The size of Johnson and Johnson could lead to massive loss in sales revenue for the company. In today’s economic climate, long-term employee development is extremely important, and this applies to Johnson and Johnson as well. The management team at Johnson and Johnson possesses an average of 20+ years of experience with the company. A detailed list of the team members can be found in Appendix C. Currently, Johnson and Johnson has approximately 115,500 employees spread across 57 countries and 250 companies. The company has been honored with numerous awards for its diversity, talent retention, strategy implementation, and workplace conditions (JNJ – Programs and Activities).

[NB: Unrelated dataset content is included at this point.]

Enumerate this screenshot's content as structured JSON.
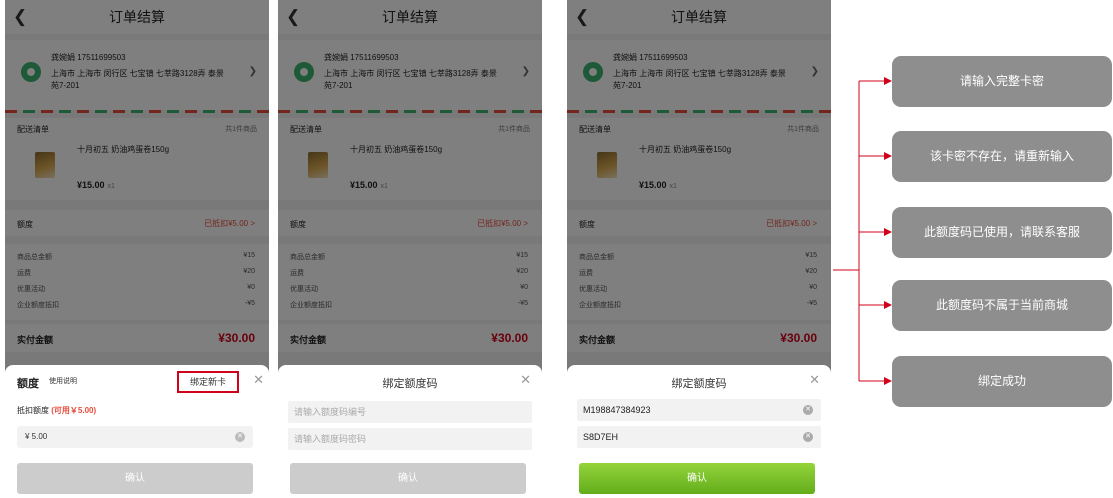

Johnson and Johnson offers several company-sponsored programs to promote community involvement, employee development, and acceptance of its diverse workforce. These programs include affinity groups, mentoring programs, and Diversity University. Affinity groups and mentoring programs match new employees with experienced co-workers to foster overall workforce development. Diversity University is an online resource that encourages employees to embrace the cultural diversity within the company and promotes openness to new ideas through education. Given its operations in 57 countries, Johnson and Johnson recognizes the importance of accepting and embracing a diverse workforce, which aligns with its decentralized management style.
The company and its employees aspire to be responsible citizens in their communities and countries. They achieve this through charitable and ecological initiatives, which have earned the company numerous awards. The Consumer Health Care business segment, headed by Ms. Colleen A. Goggins, is responsible for providing consumer products. Ms. Goggins has been the Worldwide Chairman of the Consumer Group since June 2001 and has been employed by Johnson and Johnson since 1981.